President Donald Trump moved forward with policies aimed at preventing catastrophic wildfires while the media breathlessly covered the government funding battle.
The order also calls on federal officials to streamline regulations and permitting processes to allow the harvest of at least 3.8 billion board feet from U.S. Forest Service lands and 600 million board feet from Bureau of Land Management lands.
Trump also asked federal officials to do more to maintain roads into hard-to-reach areas where fires can spread.
Western Republicans welcomed Trump’s order. GOP lawmakers said that a change in policies was sorely needed after the devastating 2018 wildfire season, which saw more than 8.5 million acres burned.

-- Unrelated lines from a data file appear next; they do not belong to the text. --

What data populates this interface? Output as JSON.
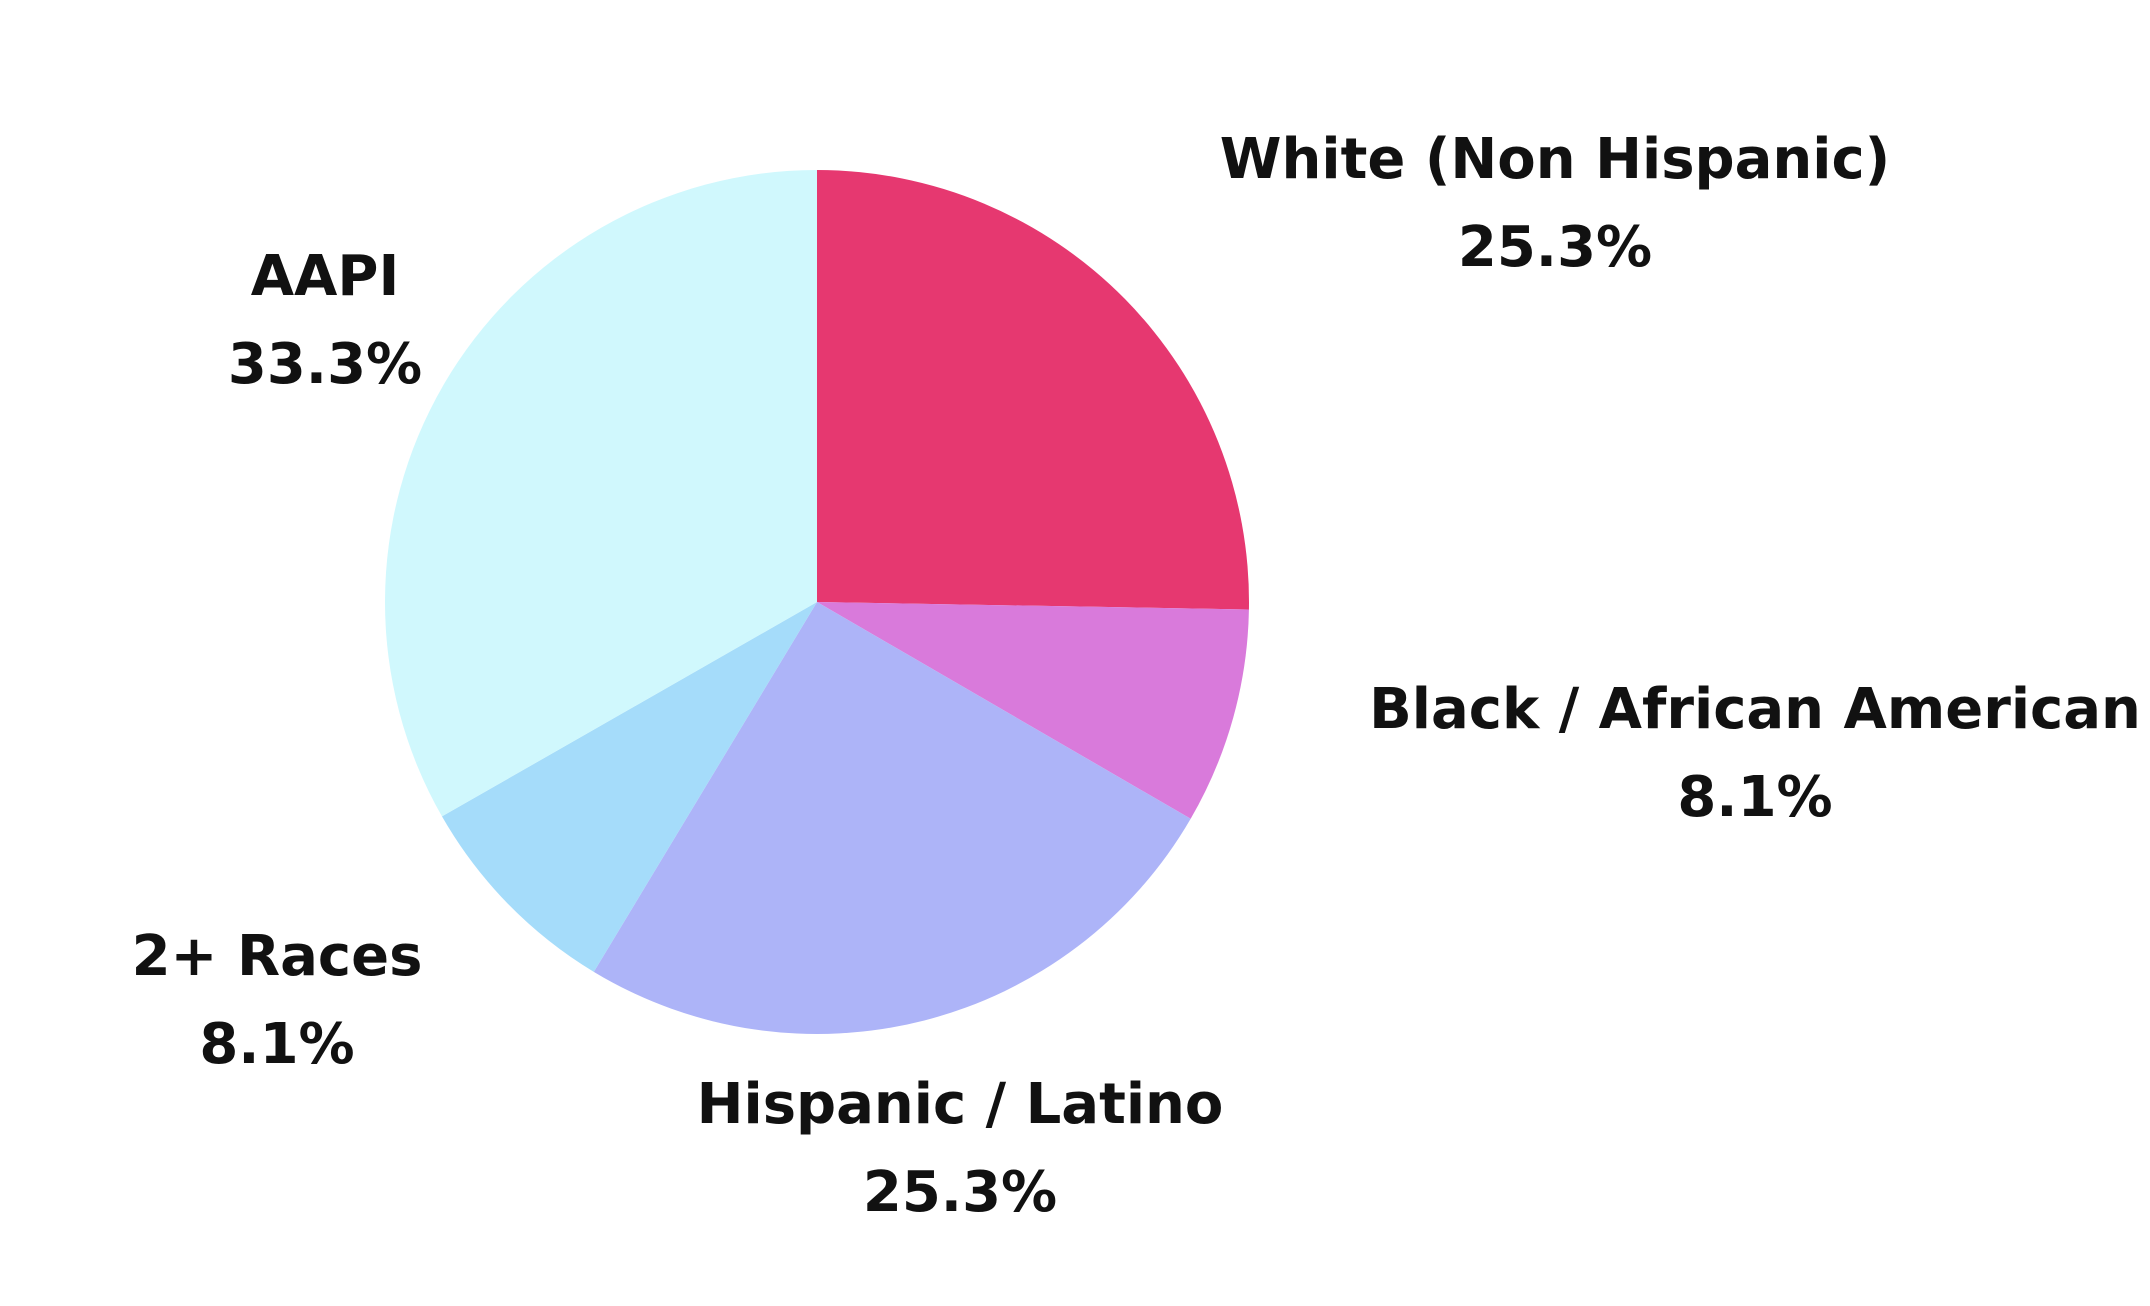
{
  "chart_data": {
    "type": "pie",
    "categories": [
      "White (Non Hispanic)",
      "Black / African American",
      "Hispanic / Latino",
      "2+ Races",
      "AAPI"
    ],
    "values": [
      25.3,
      8.1,
      25.3,
      8.1,
      33.3
    ],
    "value_labels": [
      "25.3%",
      "8.1%",
      "25.3%",
      "8.1%",
      "33.3%"
    ],
    "colors": [
      "#e63870",
      "#d97adb",
      "#adb4f8",
      "#a5dcfa",
      "#d0f8fd"
    ]
  }
}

“While litigation activists thwarted forest management reforms, the Senate also failed to pass legislation to help minimize forest fires,” Utah Republican Rep. Rob Bishop, chairman of the House Committee on Natural Resources, said in a statement.
“As a result, parts of the West were left in ashes. We cannot ignore these systemic issues any longer."
Environmentalists railed against Trump’s executive order, characterizing it as a “gift” to the logging industry that would do little to prevent wildfires.
“Logging in the back country is just a gift to the timber industry,” said Boggs, adding the order didn’t mention global warming or thinning around communities in wildfire-prone areas.
Democrats and environmentalists tend to blame global warming for the increasingly massive western wildfires. Republicans, however, argue that more active management of forests through thinning, clearing of dead and dying trees, and logging is needed to prevent wildfires from getting out of control.
“This executive order will save lives and communities throughout the West!” the Congressional Western Caucus wrote in a Dec. 21 tweet.
“However, this issue will only be fixed through congressional action,” Bishop said.
“The House and Senate must work to implement statutes that protect our environment and the many communities across the country who live every day with the threat of wildfire."